Plan-RewardBench provides a new framework for assessing Reward Models in complex agentic scenarios.

The evolution of Large Language Models into autonomous agents capable of tool invocation and complex reasoning presents a fundamental challenge to current Reinforcement Learning from Human Feedback (RLHF) paradigms. Specifically, the lack of robust benchmarks to evaluate Reward Models (RMs) in these sophisticated, tool-integrated environments has become a significant bottleneck. To address this critical gap, researchers introduced Plan-RewardBench, a novel benchmark designed to assess RM performance on trajectory-level preferences within complex agentic scenarios.
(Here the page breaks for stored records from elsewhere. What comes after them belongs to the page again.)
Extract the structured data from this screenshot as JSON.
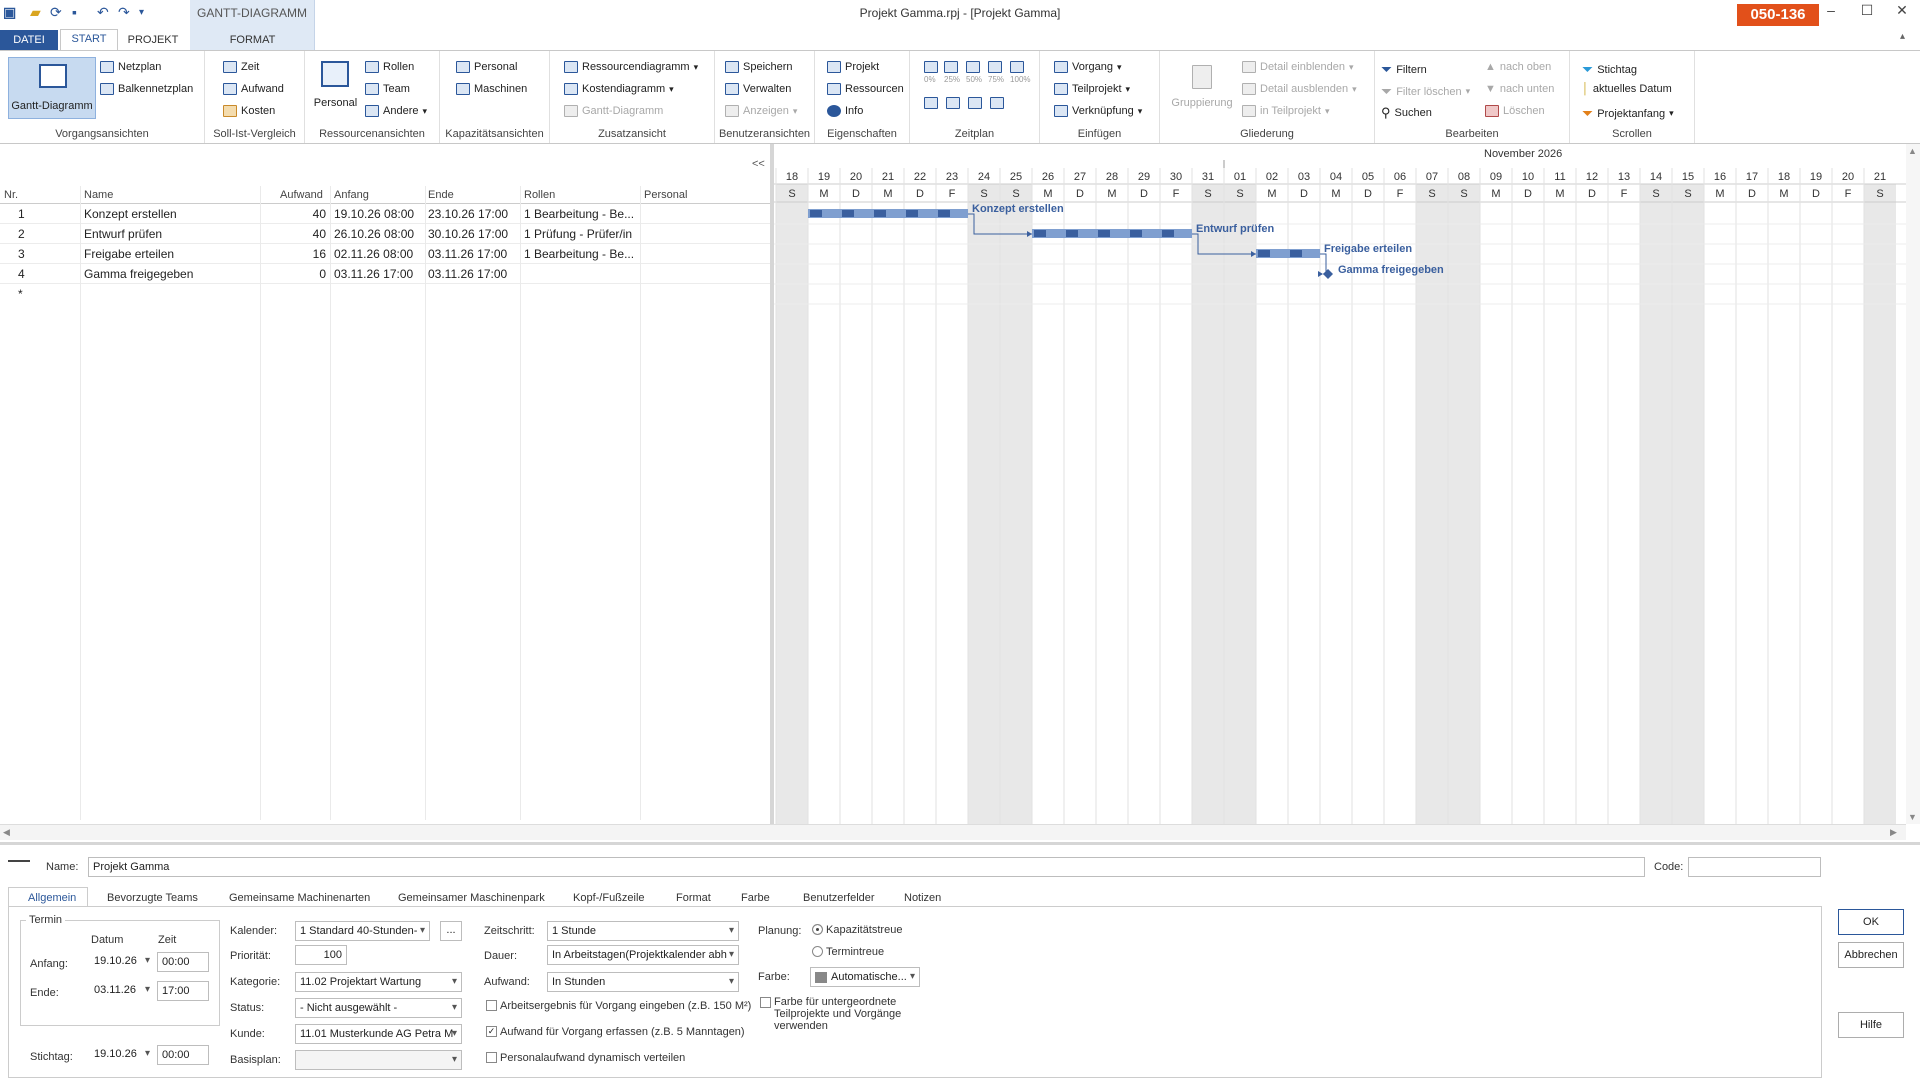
{
  "title": "Projekt Gamma.rpj - [Projekt Gamma]",
  "badge": "050-136",
  "context_group": "GANTT-DIAGRAMM",
  "tabs": {
    "datei": "DATEI",
    "start": "START",
    "projekt": "PROJEKT",
    "format": "FORMAT"
  },
  "ribbon": {
    "vorgangsansichten": {
      "label": "Vorgangsansichten",
      "gantt": "Gantt-Diagramm",
      "netzplan": "Netzplan",
      "balkennetzplan": "Balkennetzplan"
    },
    "soll_ist": {
      "label": "Soll-Ist-Vergleich",
      "zeit": "Zeit",
      "aufwand": "Aufwand",
      "kosten": "Kosten"
    },
    "ressourcenansichten": {
      "label": "Ressourcenansichten",
      "personal": "Personal",
      "rollen": "Rollen",
      "team": "Team",
      "andere": "Andere"
    },
    "kapazitaet": {
      "label": "Kapazitätsansichten",
      "personal": "Personal",
      "maschinen": "Maschinen"
    },
    "zusatz": {
      "label": "Zusatzansicht",
      "ressourcendiagramm": "Ressourcendiagramm",
      "kostendiagramm": "Kostendiagramm",
      "gantt": "Gantt-Diagramm"
    },
    "benutzer": {
      "label": "Benutzeransichten",
      "speichern": "Speichern",
      "verwalten": "Verwalten",
      "anzeigen": "Anzeigen"
    },
    "eigenschaften": {
      "label": "Eigenschaften",
      "projekt": "Projekt",
      "ressourcen": "Ressourcen",
      "info": "Info"
    },
    "zeitplan": {
      "label": "Zeitplan",
      "p0": "0%",
      "p25": "25%",
      "p50": "50%",
      "p75": "75%",
      "p100": "100%"
    },
    "einfuegen": {
      "label": "Einfügen",
      "vorgang": "Vorgang",
      "teilprojekt": "Teilprojekt",
      "verknuepfung": "Verknüpfung"
    },
    "gliederung": {
      "label": "Gliederung",
      "gruppierung": "Gruppierung",
      "detail_ein": "Detail einblenden",
      "detail_aus": "Detail ausblenden",
      "in_teilprojekt": "in Teilprojekt"
    },
    "bearbeiten": {
      "label": "Bearbeiten",
      "filtern": "Filtern",
      "filter_loeschen": "Filter löschen",
      "suchen": "Suchen",
      "nach_oben": "nach oben",
      "nach_unten": "nach unten",
      "loeschen": "Löschen"
    },
    "scrollen": {
      "label": "Scrollen",
      "stichtag": "Stichtag",
      "aktuelles_datum": "aktuelles Datum",
      "projektanfang": "Projektanfang"
    }
  },
  "grid": {
    "collapse": "<<",
    "headers": {
      "nr": "Nr.",
      "name": "Name",
      "aufwand": "Aufwand",
      "anfang": "Anfang",
      "ende": "Ende",
      "rollen": "Rollen",
      "personal": "Personal"
    },
    "rows": [
      {
        "nr": "1",
        "name": "Konzept erstellen",
        "aufwand": "40",
        "anfang": "19.10.26 08:00",
        "ende": "23.10.26 17:00",
        "rollen": "1 Bearbeitung - Be..."
      },
      {
        "nr": "2",
        "name": "Entwurf prüfen",
        "aufwand": "40",
        "anfang": "26.10.26 08:00",
        "ende": "30.10.26 17:00",
        "rollen": "1 Prüfung - Prüfer/in"
      },
      {
        "nr": "3",
        "name": "Freigabe erteilen",
        "aufwand": "16",
        "anfang": "02.11.26 08:00",
        "ende": "03.11.26 17:00",
        "rollen": "1 Bearbeitung - Be..."
      },
      {
        "nr": "4",
        "name": "Gamma freigegeben",
        "aufwand": "0",
        "anfang": "03.11.26 17:00",
        "ende": "03.11.26 17:00",
        "rollen": ""
      }
    ],
    "new_row": "*"
  },
  "timeline": {
    "month": "November 2026",
    "days": [
      "18",
      "19",
      "20",
      "21",
      "22",
      "23",
      "24",
      "25",
      "26",
      "27",
      "28",
      "29",
      "30",
      "31",
      "01",
      "02",
      "03",
      "04",
      "05",
      "06",
      "07",
      "08",
      "09",
      "10",
      "11",
      "12",
      "13",
      "14",
      "15",
      "16",
      "17",
      "18",
      "19",
      "20",
      "21"
    ],
    "weekdays": [
      "S",
      "M",
      "D",
      "M",
      "D",
      "F",
      "S",
      "S",
      "M",
      "D",
      "M",
      "D",
      "F",
      "S",
      "S",
      "M",
      "D",
      "M",
      "D",
      "F",
      "S",
      "S",
      "M",
      "D",
      "M",
      "D",
      "F",
      "S",
      "S",
      "M",
      "D",
      "M",
      "D",
      "F",
      "S"
    ],
    "weekend_index": [
      0,
      6,
      7,
      13,
      14,
      20,
      21,
      27,
      28,
      34
    ],
    "bars": [
      {
        "label": "Konzept erstellen",
        "start": 1,
        "end": 6
      },
      {
        "label": "Entwurf prüfen",
        "start": 8,
        "end": 13
      },
      {
        "label": "Freigabe erteilen",
        "start": 15,
        "end": 17
      },
      {
        "label": "Gamma freigegeben",
        "milestone": 17
      }
    ]
  },
  "form": {
    "name_label": "Name:",
    "name_value": "Projekt Gamma",
    "code_label": "Code:",
    "code_value": "",
    "tabs": [
      "Allgemein",
      "Bevorzugte Teams",
      "Gemeinsame Machinenarten",
      "Gemeinsamer Maschinenpark",
      "Kopf-/Fußzeile",
      "Format",
      "Farbe",
      "Benutzerfelder",
      "Notizen"
    ],
    "termin": "Termin",
    "datum": "Datum",
    "zeit": "Zeit",
    "anfang_label": "Anfang:",
    "anfang_datum": "19.10.26",
    "anfang_zeit": "00:00",
    "ende_label": "Ende:",
    "ende_datum": "03.11.26",
    "ende_zeit": "17:00",
    "stichtag_label": "Stichtag:",
    "stichtag_datum": "19.10.26",
    "stichtag_zeit": "00:00",
    "kalender_label": "Kalender:",
    "kalender": "1 Standard 40-Stunden-",
    "kalender_more": "...",
    "prioritaet_label": "Priorität:",
    "prioritaet": "100",
    "kategorie_label": "Kategorie:",
    "kategorie": "11.02 Projektart Wartung",
    "status_label": "Status:",
    "status": "- Nicht ausgewählt -",
    "kunde_label": "Kunde:",
    "kunde": "11.01 Musterkunde AG Petra M",
    "basisplan_label": "Basisplan:",
    "basisplan": "",
    "zeitschritt_label": "Zeitschritt:",
    "zeitschritt": "1 Stunde",
    "dauer_label": "Dauer:",
    "dauer": "In Arbeitstagen(Projektkalender abh",
    "aufwand_label": "Aufwand:",
    "aufwand": "In Stunden",
    "chk_arbeitsergebnis": "Arbeitsergebnis für Vorgang eingeben (z.B. 150 M²)",
    "chk_aufwand": "Aufwand für Vorgang erfassen (z.B. 5 Manntagen)",
    "chk_personal": "Personalaufwand dynamisch verteilen",
    "planung_label": "Planung:",
    "radio_kapazitaet": "Kapazitätstreue",
    "radio_termin": "Termintreue",
    "farbe_label": "Farbe:",
    "farbe": "Automatische...",
    "chk_farbe": "Farbe für untergeordnete Teilprojekte und Vorgänge verwenden",
    "ok": "OK",
    "abbrechen": "Abbrechen",
    "hilfe": "Hilfe"
  },
  "colors": {
    "accent": "#2b579a",
    "bar": "#3a5f9e",
    "bar_light": "#7f9fd0",
    "weekend": "#e8e8e8",
    "badge": "#e2501a"
  }
}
The Blind Spot in Reward Modeling for Agentic Systems

Traditional RMs, while effective for simpler tasks, falter when faced with the multi-step decision-making and tool interactions characteristic of advanced AI agents. Plan-RewardBench targets this weakness by encompassing four key task families: Safety Refusal, Tool-Irrelevance/Unavailability, Complex Planning, and Robust Error Recovery. The benchmark's strength lies in its construction of validated positive trajectories and challenging, confusable hard negatives, generated through sophisticated multi-model rollouts and targeted perturbations. This comprehensive approach aims to push the boundaries of RM evaluation beyond static text generation.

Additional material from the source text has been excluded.